Figure 11.1 illustrates how to load Data Analysis ToolPak which will be used to do regression analysis. Click on File tab and select Options to open Excel Options dialogue box. Click on Add-Ins and then click on Go button at the bottom to open Add-Ins dialog box. Check the box before Analysis ToolPak before clicking on the OK button. Now you will be able to see Data Analysis in Analysis group under Data tab.Now let’s use the same sample data for RSQ to illustrate how to do the regression using Excel. Right click on source data -> Click on Data tab -> Click on Data Analysis in Analysis group -> Select Regression in Data Analysis dialogue box and click on OK -> Fill Regression dialog box as shown in Figure 11.2. After you click on OK in Regression dialog box, Excel will return a report shown in Figure 11.3. The R-square in cell F5 is 0.9847. It is the same with that for RSQ. Both Regression analysis and RSQ tells that this is a good fit. The difference is that Regression also allows you to check if the results are reliable or statistically significant. Look at cell J12. The value is less than 0.05. It implies that the results are reliable. Coefficients in cells F17 and F18 gives you an equation Sales = 408.19 + 3.7901 * Advertising cost. This is also in consistent with that for RSQ. The residual output tells you how far away the actual data points (range C2:C8) are from the predicted data points (range F25:F31).

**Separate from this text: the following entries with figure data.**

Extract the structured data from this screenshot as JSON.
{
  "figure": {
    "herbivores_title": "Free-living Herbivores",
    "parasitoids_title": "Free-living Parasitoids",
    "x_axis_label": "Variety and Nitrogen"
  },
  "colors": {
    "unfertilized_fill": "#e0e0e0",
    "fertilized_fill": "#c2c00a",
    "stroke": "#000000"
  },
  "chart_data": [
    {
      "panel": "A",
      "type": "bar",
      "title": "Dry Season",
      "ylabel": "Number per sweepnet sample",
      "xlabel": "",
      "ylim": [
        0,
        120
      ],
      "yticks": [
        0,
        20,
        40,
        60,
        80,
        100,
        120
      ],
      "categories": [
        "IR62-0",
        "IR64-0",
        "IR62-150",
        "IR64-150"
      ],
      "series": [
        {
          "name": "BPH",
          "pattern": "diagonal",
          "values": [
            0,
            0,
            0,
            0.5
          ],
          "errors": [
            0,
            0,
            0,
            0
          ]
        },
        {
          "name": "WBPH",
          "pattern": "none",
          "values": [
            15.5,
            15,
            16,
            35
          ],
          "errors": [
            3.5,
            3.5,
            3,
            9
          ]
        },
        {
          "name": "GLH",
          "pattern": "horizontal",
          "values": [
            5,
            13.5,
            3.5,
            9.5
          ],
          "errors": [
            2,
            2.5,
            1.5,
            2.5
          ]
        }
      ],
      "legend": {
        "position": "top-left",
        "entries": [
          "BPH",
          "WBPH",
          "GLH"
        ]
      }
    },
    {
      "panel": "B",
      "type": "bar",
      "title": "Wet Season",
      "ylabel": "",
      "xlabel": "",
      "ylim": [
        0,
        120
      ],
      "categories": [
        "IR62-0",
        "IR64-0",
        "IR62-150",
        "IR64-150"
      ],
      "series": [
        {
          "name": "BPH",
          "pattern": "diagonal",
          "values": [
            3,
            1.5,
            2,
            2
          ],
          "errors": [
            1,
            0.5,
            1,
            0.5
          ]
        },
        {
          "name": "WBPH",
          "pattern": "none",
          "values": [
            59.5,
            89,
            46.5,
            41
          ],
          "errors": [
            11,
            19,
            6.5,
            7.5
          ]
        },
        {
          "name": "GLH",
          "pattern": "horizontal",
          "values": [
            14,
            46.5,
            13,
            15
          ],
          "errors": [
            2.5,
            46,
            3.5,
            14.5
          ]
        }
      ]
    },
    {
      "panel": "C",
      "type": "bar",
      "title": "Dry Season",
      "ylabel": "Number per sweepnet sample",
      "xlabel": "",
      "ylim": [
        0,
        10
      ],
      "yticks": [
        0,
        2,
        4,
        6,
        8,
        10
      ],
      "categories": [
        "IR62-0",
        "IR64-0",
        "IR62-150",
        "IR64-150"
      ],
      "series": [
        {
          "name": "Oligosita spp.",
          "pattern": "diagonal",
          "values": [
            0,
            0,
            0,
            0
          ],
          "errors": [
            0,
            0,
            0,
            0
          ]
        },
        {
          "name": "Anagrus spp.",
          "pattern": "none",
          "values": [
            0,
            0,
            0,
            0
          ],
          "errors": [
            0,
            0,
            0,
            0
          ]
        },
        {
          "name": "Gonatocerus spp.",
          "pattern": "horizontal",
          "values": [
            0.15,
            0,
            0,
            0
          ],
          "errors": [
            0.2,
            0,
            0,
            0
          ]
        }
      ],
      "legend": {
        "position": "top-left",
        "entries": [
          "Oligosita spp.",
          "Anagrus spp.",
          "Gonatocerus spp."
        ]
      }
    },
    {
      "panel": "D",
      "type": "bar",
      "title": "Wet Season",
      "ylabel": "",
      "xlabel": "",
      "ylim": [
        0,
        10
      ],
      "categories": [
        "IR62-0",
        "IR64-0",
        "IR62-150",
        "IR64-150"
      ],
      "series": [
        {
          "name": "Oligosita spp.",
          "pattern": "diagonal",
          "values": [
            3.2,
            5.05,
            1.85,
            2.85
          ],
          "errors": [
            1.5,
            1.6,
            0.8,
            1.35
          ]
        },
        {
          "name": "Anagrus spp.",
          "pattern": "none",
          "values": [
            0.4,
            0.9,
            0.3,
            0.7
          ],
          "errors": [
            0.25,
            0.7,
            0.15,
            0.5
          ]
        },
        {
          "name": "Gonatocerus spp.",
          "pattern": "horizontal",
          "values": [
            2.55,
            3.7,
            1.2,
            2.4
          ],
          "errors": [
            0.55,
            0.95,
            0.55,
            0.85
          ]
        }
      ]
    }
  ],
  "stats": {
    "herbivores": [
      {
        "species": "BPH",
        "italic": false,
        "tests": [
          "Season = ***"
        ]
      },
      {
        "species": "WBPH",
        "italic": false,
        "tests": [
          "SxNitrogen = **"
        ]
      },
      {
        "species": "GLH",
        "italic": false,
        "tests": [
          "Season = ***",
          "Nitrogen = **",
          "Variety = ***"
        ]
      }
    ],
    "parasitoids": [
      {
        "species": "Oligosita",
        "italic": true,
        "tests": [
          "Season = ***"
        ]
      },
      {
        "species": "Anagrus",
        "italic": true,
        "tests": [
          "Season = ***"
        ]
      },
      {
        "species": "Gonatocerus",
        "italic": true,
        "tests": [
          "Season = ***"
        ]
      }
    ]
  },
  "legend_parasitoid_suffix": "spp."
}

Excel solver is one of most useful feature which can allow you to find the optimal solution for a problem. I have written 9 articles on this topic recently. These articles show you how to solve different kinds of real-life problems using a lot of examples. Below table can direct you to those article after you click on titles. They are arranged in ascending order regarding the extent of difficult. Therefore, it’s better for you to read them in sequence if you are not familiar with Excel Solver Feature. And the first article will tell you how to activate Excel Solver.
VBA programming is the most important feature in Excel. Management consultants can use VBA to control Printer and print more than 100 files automatically. They can also use VBA to make slides so that slides will change as source data in Excel changes. And VBA can even be applied to download source data for analysis from the internet. In summary, VBA is a very important skill that mastering it can save you a lot of time and improve your efficiency.